Characterization of Hepatic Cellular Uptake of α1-Acid Glycoprotein (AGP), Part 2: Involvement of Hemoglobin β-Chain on Plasma Membranes in the Uptake of Human AGP by Liver Parenchymal Cells

ABSTRACT: Human α 1 -acid glycoprotein (AGP), a lipocalin family member, serves as a carrier for basic drugs and endogenous hormones. It is mainly distributed in the liver and also has anti-inflammatory effects. We previously discovered a protein in liver parenchymal cells that interacts with AGP and it was identified as hemoglobin β -chain (HBB).
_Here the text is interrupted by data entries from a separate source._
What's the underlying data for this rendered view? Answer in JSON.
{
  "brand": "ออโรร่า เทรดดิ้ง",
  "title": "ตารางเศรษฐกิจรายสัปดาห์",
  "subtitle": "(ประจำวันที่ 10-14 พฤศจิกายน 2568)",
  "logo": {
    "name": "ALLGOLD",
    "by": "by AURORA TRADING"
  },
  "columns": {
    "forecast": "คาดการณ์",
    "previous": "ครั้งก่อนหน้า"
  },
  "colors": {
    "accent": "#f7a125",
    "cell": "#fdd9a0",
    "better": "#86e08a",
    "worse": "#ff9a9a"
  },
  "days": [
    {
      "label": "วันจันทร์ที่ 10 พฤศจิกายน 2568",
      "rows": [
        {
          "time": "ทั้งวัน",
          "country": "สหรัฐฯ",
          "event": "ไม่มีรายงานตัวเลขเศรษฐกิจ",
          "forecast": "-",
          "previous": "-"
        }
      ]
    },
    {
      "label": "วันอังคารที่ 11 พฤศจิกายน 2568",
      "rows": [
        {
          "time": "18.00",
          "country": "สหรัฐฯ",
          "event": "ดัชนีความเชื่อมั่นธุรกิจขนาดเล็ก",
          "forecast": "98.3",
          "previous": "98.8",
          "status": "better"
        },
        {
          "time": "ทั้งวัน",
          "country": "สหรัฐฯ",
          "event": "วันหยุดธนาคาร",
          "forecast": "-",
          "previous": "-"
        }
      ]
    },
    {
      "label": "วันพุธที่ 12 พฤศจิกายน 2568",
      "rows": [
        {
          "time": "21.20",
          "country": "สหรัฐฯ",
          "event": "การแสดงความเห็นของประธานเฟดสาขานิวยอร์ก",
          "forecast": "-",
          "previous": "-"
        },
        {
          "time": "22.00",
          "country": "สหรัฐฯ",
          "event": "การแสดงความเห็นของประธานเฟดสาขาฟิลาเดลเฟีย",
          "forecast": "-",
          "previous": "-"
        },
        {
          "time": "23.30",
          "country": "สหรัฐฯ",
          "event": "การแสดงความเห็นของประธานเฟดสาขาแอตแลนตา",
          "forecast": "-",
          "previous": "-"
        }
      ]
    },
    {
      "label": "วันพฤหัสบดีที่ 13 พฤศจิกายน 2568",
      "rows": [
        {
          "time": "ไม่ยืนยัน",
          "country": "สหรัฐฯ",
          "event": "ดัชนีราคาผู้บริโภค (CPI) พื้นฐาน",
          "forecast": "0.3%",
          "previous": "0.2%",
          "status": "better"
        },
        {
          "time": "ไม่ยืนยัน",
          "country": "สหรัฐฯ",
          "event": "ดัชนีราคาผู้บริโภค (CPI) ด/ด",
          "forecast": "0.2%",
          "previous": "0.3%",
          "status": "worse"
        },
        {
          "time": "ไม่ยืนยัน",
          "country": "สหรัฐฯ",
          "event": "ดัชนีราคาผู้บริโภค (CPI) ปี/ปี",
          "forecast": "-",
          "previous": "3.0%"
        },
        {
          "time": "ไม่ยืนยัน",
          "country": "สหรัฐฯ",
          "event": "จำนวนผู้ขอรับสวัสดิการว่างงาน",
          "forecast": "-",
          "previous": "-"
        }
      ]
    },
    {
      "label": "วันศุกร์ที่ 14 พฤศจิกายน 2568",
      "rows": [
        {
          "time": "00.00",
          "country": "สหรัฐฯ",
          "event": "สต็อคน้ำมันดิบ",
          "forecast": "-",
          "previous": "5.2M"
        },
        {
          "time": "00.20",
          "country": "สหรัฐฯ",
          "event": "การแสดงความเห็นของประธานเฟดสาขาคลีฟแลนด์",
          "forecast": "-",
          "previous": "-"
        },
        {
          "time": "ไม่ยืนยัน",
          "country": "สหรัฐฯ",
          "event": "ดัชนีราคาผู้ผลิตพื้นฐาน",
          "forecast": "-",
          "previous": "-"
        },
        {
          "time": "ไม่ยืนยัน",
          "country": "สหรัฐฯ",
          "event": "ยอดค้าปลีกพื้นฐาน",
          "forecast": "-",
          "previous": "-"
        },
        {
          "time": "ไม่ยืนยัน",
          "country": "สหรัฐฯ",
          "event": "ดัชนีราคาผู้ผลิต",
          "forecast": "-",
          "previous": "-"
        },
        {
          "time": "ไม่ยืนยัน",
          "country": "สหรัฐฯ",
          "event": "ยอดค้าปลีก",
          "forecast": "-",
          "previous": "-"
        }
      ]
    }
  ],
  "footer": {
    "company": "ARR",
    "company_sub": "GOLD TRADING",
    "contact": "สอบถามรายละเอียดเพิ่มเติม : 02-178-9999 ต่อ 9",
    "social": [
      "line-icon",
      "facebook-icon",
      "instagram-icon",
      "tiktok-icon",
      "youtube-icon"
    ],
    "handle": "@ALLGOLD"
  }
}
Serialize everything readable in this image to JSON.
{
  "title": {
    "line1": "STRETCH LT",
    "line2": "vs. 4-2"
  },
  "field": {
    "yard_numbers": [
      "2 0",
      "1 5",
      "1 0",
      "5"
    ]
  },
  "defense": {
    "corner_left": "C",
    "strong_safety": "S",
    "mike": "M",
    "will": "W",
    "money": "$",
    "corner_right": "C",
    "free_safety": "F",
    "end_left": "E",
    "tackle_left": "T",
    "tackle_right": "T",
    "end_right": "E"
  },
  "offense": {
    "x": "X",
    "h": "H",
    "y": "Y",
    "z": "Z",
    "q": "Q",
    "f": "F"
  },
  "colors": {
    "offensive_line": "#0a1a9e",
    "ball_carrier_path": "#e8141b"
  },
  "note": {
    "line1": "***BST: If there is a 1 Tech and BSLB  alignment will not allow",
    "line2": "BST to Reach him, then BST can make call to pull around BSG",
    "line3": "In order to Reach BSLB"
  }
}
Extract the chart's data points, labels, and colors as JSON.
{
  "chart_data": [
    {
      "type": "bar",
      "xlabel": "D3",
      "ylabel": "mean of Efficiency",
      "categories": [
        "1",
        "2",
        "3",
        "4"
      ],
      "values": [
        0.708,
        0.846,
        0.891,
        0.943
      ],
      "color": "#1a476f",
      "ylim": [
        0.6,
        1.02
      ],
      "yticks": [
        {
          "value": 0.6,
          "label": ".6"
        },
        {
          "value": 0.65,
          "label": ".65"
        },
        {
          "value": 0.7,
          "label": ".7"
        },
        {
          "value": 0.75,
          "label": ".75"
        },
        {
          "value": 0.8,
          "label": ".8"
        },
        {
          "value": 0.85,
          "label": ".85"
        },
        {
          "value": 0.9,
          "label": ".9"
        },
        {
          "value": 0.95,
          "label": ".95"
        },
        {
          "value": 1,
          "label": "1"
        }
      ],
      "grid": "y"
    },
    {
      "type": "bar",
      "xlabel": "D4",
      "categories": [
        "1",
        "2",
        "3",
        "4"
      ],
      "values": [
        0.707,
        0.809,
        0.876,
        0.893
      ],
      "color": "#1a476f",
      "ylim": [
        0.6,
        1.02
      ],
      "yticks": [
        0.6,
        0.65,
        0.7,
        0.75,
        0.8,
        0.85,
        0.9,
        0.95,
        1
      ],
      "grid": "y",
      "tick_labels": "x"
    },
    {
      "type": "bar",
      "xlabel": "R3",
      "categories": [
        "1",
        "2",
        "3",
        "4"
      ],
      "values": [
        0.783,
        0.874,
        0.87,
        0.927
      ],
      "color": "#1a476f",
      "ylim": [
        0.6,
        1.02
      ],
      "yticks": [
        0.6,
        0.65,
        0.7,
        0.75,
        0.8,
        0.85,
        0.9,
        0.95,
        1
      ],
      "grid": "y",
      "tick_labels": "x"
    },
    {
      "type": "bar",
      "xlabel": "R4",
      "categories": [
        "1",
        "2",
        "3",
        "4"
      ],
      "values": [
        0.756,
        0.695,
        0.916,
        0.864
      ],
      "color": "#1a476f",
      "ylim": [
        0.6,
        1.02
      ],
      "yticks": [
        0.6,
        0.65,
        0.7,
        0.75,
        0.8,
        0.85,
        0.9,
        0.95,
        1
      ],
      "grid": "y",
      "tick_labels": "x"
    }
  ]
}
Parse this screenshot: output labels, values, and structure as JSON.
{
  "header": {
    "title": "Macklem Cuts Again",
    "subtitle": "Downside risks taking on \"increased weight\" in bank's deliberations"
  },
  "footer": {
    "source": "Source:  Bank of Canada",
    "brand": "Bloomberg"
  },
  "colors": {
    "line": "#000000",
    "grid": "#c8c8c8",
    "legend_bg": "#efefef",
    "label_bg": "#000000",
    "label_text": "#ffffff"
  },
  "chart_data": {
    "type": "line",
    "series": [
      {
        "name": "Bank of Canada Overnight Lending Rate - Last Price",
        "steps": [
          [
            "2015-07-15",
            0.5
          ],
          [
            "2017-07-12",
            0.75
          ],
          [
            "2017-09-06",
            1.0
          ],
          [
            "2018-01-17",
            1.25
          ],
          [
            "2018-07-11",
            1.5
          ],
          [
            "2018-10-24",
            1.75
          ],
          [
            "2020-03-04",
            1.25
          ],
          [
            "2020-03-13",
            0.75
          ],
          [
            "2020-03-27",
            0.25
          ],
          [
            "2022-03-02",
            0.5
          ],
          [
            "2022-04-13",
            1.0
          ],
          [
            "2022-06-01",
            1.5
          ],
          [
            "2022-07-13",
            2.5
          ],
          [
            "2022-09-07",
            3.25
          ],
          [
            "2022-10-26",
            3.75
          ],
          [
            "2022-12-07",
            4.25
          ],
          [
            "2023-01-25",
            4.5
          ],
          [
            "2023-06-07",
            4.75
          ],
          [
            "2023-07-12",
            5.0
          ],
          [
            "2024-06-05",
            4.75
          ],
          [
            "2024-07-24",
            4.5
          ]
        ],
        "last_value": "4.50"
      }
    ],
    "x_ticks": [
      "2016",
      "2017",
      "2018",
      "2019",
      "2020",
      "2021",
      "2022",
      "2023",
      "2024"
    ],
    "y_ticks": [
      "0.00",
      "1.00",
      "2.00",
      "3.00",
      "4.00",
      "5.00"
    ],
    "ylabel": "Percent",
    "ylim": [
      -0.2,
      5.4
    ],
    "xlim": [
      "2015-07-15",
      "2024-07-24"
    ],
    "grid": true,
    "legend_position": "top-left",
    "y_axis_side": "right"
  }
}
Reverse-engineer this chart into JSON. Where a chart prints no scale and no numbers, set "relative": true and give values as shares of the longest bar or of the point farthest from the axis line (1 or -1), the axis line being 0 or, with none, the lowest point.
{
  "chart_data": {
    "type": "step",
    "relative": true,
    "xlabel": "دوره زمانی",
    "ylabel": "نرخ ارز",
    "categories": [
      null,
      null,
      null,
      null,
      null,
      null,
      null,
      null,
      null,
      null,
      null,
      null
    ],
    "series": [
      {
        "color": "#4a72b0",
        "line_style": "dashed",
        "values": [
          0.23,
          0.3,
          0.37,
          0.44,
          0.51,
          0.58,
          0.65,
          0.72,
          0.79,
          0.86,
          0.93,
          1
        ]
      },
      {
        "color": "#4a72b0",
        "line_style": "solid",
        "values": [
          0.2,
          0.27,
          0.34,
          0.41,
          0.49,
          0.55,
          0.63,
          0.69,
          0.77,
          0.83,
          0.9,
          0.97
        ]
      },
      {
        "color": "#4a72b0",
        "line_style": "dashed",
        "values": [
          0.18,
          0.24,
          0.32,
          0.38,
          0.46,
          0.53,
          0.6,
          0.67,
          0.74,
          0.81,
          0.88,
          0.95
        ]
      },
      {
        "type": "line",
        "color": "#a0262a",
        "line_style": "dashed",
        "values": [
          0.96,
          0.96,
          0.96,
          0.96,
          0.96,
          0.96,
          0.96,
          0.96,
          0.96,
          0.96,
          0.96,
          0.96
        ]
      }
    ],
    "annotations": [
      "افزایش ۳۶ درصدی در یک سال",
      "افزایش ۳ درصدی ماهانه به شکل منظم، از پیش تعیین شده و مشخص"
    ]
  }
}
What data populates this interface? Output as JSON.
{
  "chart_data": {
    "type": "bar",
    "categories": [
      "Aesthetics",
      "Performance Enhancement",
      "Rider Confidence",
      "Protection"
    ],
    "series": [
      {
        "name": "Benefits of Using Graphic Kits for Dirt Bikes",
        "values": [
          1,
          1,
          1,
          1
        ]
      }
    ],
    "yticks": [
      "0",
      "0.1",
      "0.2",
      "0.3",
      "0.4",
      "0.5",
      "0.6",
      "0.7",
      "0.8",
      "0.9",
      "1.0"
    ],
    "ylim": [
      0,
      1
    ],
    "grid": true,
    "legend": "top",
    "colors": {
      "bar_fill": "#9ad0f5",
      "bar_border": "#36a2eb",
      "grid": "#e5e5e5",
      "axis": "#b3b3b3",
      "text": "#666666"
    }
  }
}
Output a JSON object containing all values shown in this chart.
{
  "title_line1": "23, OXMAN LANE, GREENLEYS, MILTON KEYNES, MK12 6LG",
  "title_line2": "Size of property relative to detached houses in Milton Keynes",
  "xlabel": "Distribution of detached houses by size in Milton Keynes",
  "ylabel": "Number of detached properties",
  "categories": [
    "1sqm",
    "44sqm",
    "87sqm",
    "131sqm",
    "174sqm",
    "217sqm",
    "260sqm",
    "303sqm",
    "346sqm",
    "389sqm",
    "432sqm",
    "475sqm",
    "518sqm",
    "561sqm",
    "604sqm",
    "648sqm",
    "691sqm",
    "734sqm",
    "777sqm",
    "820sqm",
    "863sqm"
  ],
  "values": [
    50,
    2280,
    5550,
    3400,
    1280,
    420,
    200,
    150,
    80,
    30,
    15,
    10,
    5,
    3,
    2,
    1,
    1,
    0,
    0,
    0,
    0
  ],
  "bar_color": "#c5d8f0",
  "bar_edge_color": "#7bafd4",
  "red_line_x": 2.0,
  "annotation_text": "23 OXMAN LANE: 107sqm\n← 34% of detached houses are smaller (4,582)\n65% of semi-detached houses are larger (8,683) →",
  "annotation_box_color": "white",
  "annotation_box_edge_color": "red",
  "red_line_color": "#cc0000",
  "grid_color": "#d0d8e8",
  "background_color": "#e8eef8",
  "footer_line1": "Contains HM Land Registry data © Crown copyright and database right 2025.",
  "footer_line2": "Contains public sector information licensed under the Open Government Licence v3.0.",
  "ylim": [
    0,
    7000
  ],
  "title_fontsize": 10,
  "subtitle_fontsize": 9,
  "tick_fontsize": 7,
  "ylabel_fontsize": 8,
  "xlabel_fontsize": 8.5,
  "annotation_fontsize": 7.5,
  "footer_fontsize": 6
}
The purpose of this study was to clarify the role of HBB in the hepatic cellular uptake of AGP. Ligand blotting experiments showed that the interaction of 125 I–AGP with hemoglobin was saturable and was significantly suppressed in the presence of excess unlabeled AGP. In addition, the cellular uptake of fluorescein isothiocianate–AGP by HepG2 cells was saturable and temperature dependent. This uptake was inhibited by fillipin and methyl- β -cyclodextrin, but not chlorpromazine, suggesting that AGP is taken up via caveolae/lipid rafts endocytic pathway. Immunostaining showed that HBB and caveolin-1, exclusively expressed in caveolae, were partially colocalized on the plasma membranes of HepG2 cells. HBB knockdown with siRNA decreased the uptake of AGP by HepG2 cells by 40%, and exogenous hemoglobin inhibited the uptake by 40%–50%. These findings indicate that HBB is located on the liver plasma membrane and that it contributes to the intracellular uptake of AGP.